Fentanil dan derivatnya
• sulfentanil, alfentanil dan remifentanil
• merupakan opioid sintetik derifat phenylpiperidine dan bekerja
sebagai agonis reseptor µ.
• Efek analgetiknya lebih singkat dibandingkann morfin dan
meperidin (sekitar 5 menit), efeknya cepat berakhir setelah
pemberian dosis kecil secara bolus dan relatif tidak
mempengaruhi kardiovaskular.
• Fentanil dan derivatnya dapat diberikan secara IV, epidural dan
intratekal untuk nyeri pasca bedah dan nyeri kronik.
• Efek samping berupa :
▫ Mual
▫ Muntah
▫ Gatal
▫ Depresi nafas
▫ Kekakuan otot  dapat dikurangi dengan memperlambat
pemberian secara bolus, dan induksi dengan obat non opioid
▫ Konvulsi  dosis tinggi
▫ Mengurangi frekuensi jantung dan sedikit menurunkan tekanan
darah
Kodein
• Kodein merupakan hasil subtitusi grup metil pada grup
hidroksil di karbon nomor 3 morfin.
• Waktu paruh setelah pemberian oral atau IM antara 3-3,5 jam.
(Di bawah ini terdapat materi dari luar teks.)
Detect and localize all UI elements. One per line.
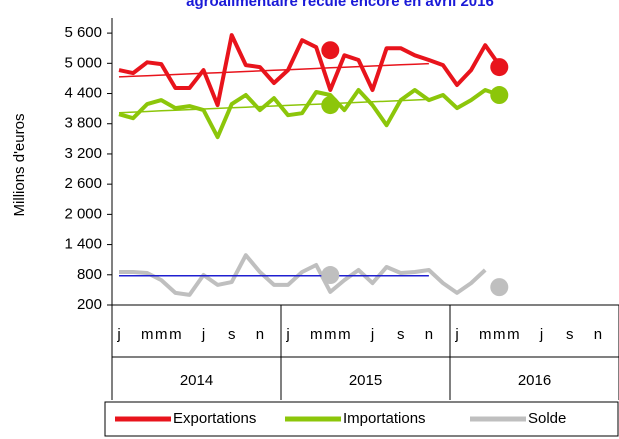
- y-tick-label: 5 000: [64, 54, 102, 71]
- y-tick-label: 2 600: [64, 175, 102, 192]
- legend-box: [104, 401, 619, 437]
- y-tick-label: 200: [77, 296, 102, 313]
- x-tick-label: j: [454, 326, 458, 343]
- trend-line: [118, 62, 429, 78]
- x-tick-label: s: [397, 326, 405, 343]
- y-tick-label: 5 600: [64, 24, 102, 41]
- highlight-marker: [321, 96, 340, 115]
- x-tick-label: m: [324, 326, 337, 343]
- series-line: [118, 88, 500, 140]
- x-tick-label: m: [338, 326, 351, 343]
- legend-label: Exportations: [173, 410, 256, 427]
- highlight-marker: [490, 58, 509, 77]
- x-tick-label: m: [310, 326, 323, 343]
- highlight-marker: [321, 41, 340, 60]
- x-tick-label: j: [370, 326, 374, 343]
- x-tick-label: m: [493, 326, 506, 343]
- y-tick-label: 800: [77, 266, 102, 283]
- year-label: 2015: [349, 372, 382, 389]
- x-tick-label: m: [141, 326, 154, 343]
- x-tick-label: j: [539, 326, 543, 343]
- y-tick-label: 3 200: [64, 145, 102, 162]
- x-tick-label: m: [155, 326, 168, 343]
- x-tick-label: j: [285, 326, 289, 343]
- y-tick-label: 2 000: [64, 205, 102, 222]
- y-tick-label: 3 800: [64, 115, 102, 132]
- legend-label: Importations: [343, 410, 426, 427]
- highlight-marker: [490, 278, 509, 297]
- year-label: 2016: [518, 372, 551, 389]
- x-tick-label: s: [566, 326, 574, 343]
- y-tick-label: 1 400: [64, 236, 102, 253]
- trend-line: [118, 98, 429, 114]
- x-tick-label: j: [116, 326, 120, 343]
- legend-label: Solde: [528, 410, 566, 427]
- x-tick-label: n: [594, 326, 602, 343]
- chart-title: agroalimentaire recule encore en avril 2…: [186, 0, 494, 10]
- highlight-marker: [490, 86, 509, 105]
- x-tick-label: n: [425, 326, 433, 343]
- y-tick-label: 4 400: [64, 84, 102, 101]
- x-tick-label: s: [228, 326, 236, 343]
- series-line: [118, 33, 501, 108]
- x-tick-label: j: [201, 326, 205, 343]
- x-tick-label: n: [256, 326, 264, 343]
- series-line: [119, 253, 487, 297]
- x-tick-label: m: [169, 326, 182, 343]
- year-label: 2014: [180, 372, 213, 389]
- x-tick-label: m: [507, 326, 520, 343]
- x-tick-label: m: [479, 326, 492, 343]
- y-axis-label: Millions d'euros: [11, 114, 28, 217]
- highlight-marker: [321, 266, 340, 285]
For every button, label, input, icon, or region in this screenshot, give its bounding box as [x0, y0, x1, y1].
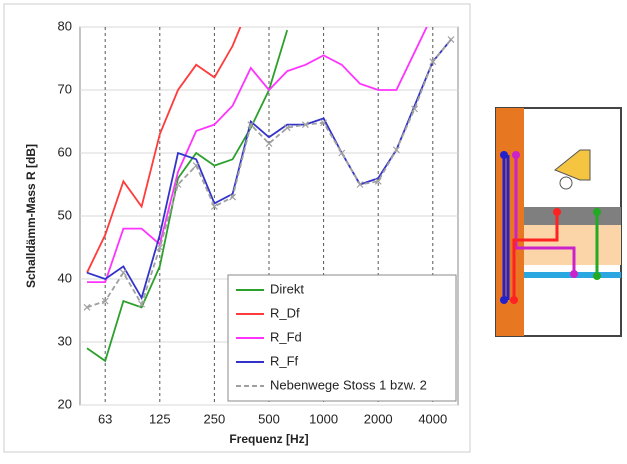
point-marker — [411, 105, 419, 113]
y-tick-label: 20 — [58, 396, 72, 411]
legend-label: R_Ff — [270, 353, 299, 368]
y-tick-label: 70 — [58, 81, 72, 96]
point-marker — [283, 124, 291, 132]
point-marker — [338, 149, 346, 157]
y-tick-label: 30 — [58, 333, 72, 348]
legend-label: Nebenwege Stoss 1 bzw. 2 — [270, 377, 427, 392]
x-tick-label: 1000 — [309, 411, 338, 426]
legend: Direkt R_Df R_Fd R_Ff Nebenwege Stoss 1 bzw.… — [227, 274, 457, 402]
legend-box — [227, 274, 457, 402]
point-marker — [174, 181, 182, 188]
x-tick-label: 2000 — [364, 411, 393, 426]
series-line — [87, 27, 428, 284]
point-marker — [356, 181, 364, 188]
y-tick-label: 40 — [58, 270, 72, 285]
point-marker — [320, 119, 328, 127]
point-marker — [210, 203, 218, 210]
point-marker — [101, 297, 109, 305]
legend-label: Direkt — [270, 281, 304, 296]
legend-label: R_Fd — [270, 329, 302, 344]
point-marker — [265, 140, 273, 147]
point-marker — [229, 193, 237, 201]
y-tick-label: 50 — [58, 207, 72, 222]
y-axis-label: Schalldämm-Mass R [dB] — [24, 144, 38, 288]
point-marker — [83, 303, 91, 311]
point-marker — [392, 146, 400, 154]
series-group — [83, 27, 455, 363]
series-line — [86, 29, 289, 363]
series-line — [86, 27, 242, 274]
point-marker — [447, 36, 455, 44]
plot-area: 20 30 40 50 60 70 80 63 125 250 500 1000 2000 4000 Dir… — [58, 18, 459, 426]
x-tick-label: 500 — [258, 411, 280, 426]
y-tick-label: 80 — [58, 18, 72, 33]
point-marker — [156, 244, 164, 251]
diagram — [495, 107, 622, 337]
x-tick-label: 4000 — [418, 411, 447, 426]
x-tick-label: 125 — [149, 411, 171, 426]
series-line — [86, 39, 452, 301]
legend-label: R_Df — [270, 305, 300, 320]
x-tick-label: 250 — [204, 411, 226, 426]
x-tick-label: 63 — [98, 411, 112, 426]
chart-frame — [3, 3, 471, 453]
point-marker — [301, 121, 309, 129]
point-marker — [374, 177, 382, 185]
point-marker — [192, 162, 200, 170]
point-marker — [247, 121, 255, 129]
x-axis-label: Frequenz [Hz] — [229, 432, 308, 446]
point-marker — [429, 58, 437, 66]
point-marker — [119, 269, 127, 277]
point-marker — [138, 300, 146, 308]
y-tick-label: 60 — [58, 144, 72, 159]
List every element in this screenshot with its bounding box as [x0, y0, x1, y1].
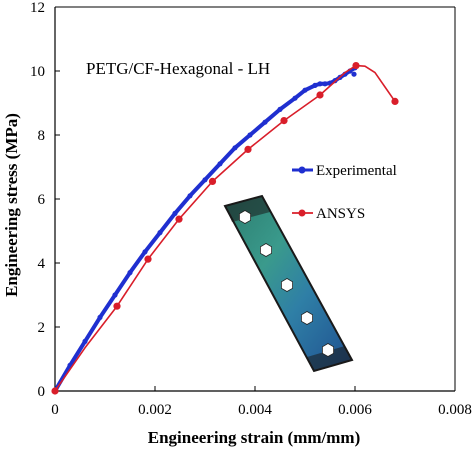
legend-label: ANSYS: [316, 206, 365, 222]
x-tick-label: 0.002: [138, 402, 172, 418]
x-tick-label: 0.008: [438, 402, 472, 418]
specimen-hole: [259, 243, 273, 257]
x-axis-title: Engineering strain (mm/mm): [148, 428, 360, 447]
legend: Experimental ANSYS: [292, 163, 397, 222]
data-point-ansys: [316, 91, 324, 99]
x-tick-label: 0.006: [338, 402, 372, 418]
data-point-experimental: [82, 338, 88, 344]
x-tick-label: 0: [51, 402, 59, 418]
data-point-experimental: [277, 106, 283, 112]
y-tick-label: 4: [38, 256, 46, 272]
y-ticks: 0 2 4 6 8 10 12: [30, 0, 60, 400]
data-point-ansys: [51, 387, 59, 395]
data-point-ansys: [352, 61, 360, 70]
data-point-experimental: [247, 132, 253, 138]
specimen-grip-top: [225, 196, 270, 222]
data-point-ansys: [113, 302, 121, 310]
specimen-holes: [238, 210, 335, 357]
legend-swatch-marker: [298, 209, 306, 217]
series-line-ansys: [54, 64, 396, 392]
data-point-experimental: [262, 119, 268, 125]
data-point-experimental: [112, 292, 118, 298]
data-point-ansys: [144, 255, 152, 263]
data-point-experimental: [157, 230, 163, 236]
legend-label: Experimental: [316, 163, 397, 179]
data-point-experimental: [317, 81, 323, 87]
data-point-ansys: [208, 177, 217, 185]
data-point-ansys: [175, 215, 183, 223]
specimen-grip-bottom: [307, 346, 352, 371]
y-tick-label: 12: [30, 0, 45, 16]
data-point-experimental: [322, 81, 328, 87]
y-axis-title: Engineering stress (MPa): [2, 113, 21, 297]
specimen-hole: [300, 311, 314, 325]
data-point-ansys: [244, 145, 252, 153]
data-point-experimental: [312, 82, 318, 88]
series-layer: [51, 61, 399, 395]
y-tick-label: 8: [38, 128, 46, 144]
x-ticks: 0 0.002 0.004 0.006 0.008: [51, 386, 472, 418]
data-point-experimental: [232, 145, 238, 151]
data-point-experimental: [187, 193, 193, 199]
data-point-experimental: [217, 161, 223, 167]
specimen-hole: [321, 343, 335, 357]
legend-swatch-marker: [298, 166, 306, 174]
chart-annotation: PETG/CF-Hexagonal - LH: [86, 59, 270, 78]
specimen-hole: [280, 278, 294, 292]
data-point-experimental: [292, 95, 298, 101]
y-tick-label: 2: [38, 320, 46, 336]
y-tick-label: 0: [38, 384, 46, 400]
data-point-ansys: [280, 117, 288, 125]
data-point-experimental: [302, 87, 308, 93]
y-tick-label: 10: [30, 64, 45, 80]
data-point-ansys: [391, 97, 399, 105]
specimen-inset-image: [223, 194, 354, 373]
axes: 0 0.002 0.004 0.006 0.008 0 2 4 6 8 10 12: [30, 0, 472, 418]
data-point-experimental: [127, 270, 133, 276]
data-point-experimental: [97, 314, 103, 320]
specimen-hole: [238, 210, 252, 224]
data-point-experimental: [202, 177, 208, 183]
data-point-experimental: [351, 71, 357, 77]
data-point-experimental: [172, 210, 178, 216]
data-point-experimental: [142, 249, 148, 255]
y-tick-label: 6: [38, 192, 46, 208]
x-tick-label: 0.004: [238, 402, 272, 418]
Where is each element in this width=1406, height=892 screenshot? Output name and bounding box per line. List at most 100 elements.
• Sekitar 10% akan demetilisasi di hati menjadi morfin yang
menimbulkan efek analgesia pada pemberian kodein.
• Kodein adalah obat antitusif oral yang efektif dengan dosis 15
mg.
• Bila diberikan sebanyak 650 mg maka kodein akan memiliki
efek analgesia yang setara dengan 650 mg aspirin dan 120 mg
kodein IM setara dengan 10 mg morfin.
• Kodein menimbulkan sedasi minimal, nausea, vomiting dan
kostipasi. Namun kodein tidak memiliki efek depresi
pernapasan.
Nalokson
• Nalokson ialah antagonis murni opioid dan bekerja pada
reseptor mu, delta, kappa dan sigma.

Farmakodinamik.
• Semua efek agonis opioid pada reseptor µ diantagonis oleh
nalokson dosis kecil (0,4-0,8 mg) yang diberikan IM atau IV.
• Pada dosis kecil pemberian nalokson akan meningkatkan
frekuensi nafas pada pasien dengan depresi napas akibat agonis
opioid
• Pada dosis besar, nalokson juga menyebabkan kebalikan efek
dari efek psikotomimetik dan disforia akibat agonis-antagonis.
• Antagonisme nalokson terhadap efek agonis opioid sering
disertai dengan terjadinya fenomena overshoot misalnya berupa
peningkatan frekuensi napas melebihi sebelum dihambat oleh
opioid.
Farmakokinetik
• Obat ini dimetabolisme di hati.
• Waktu paruhnya kira-kira 1 jam dengan masa kerja 1-4 jam.
• Nalokson biasanya digunakan untuk melawan depresi napas
pada akhir pembedahan dengan dosis bertahap 1-2 µg/kgBB
intravena dan dapat diulang tiap 3-5 menit, sampai ventilasi
dianggap baik.
• Pada napas neosatus yang ibunya mendapat opioid berikan
nalokson 10 µg/kgBB dan dapat diulang setelah 2 menit.
Naltrekson
• Naltrekson merupakan antagonis opioid kerja panjang
• Biasanya diberikan per oral, pada pasien dengan
ketergantungan opioid.
• Waktu paruh plasma 8-12 jam.
• Pemberian per oral dapat bertahan sampai 24 jam.
• Naltrekson per oral 5 atau 10 mg dapat mengurangi pruritus,
mual, muntah pada analgesia epidural saat persalinan, tanpa
menghilangkan efek analgesinya.
Tramadol
• Tramadol (tramal) adalah analgesik sentral dengan afinitas
rendah pada reseptor mu dan kelemahan analgesiknya 10-20 %
dari morfin. Tramal dapat diberikan secara oral dan dapat
diulang setiap 4-6 jam dengan dosis maksimal 400 mg per hari.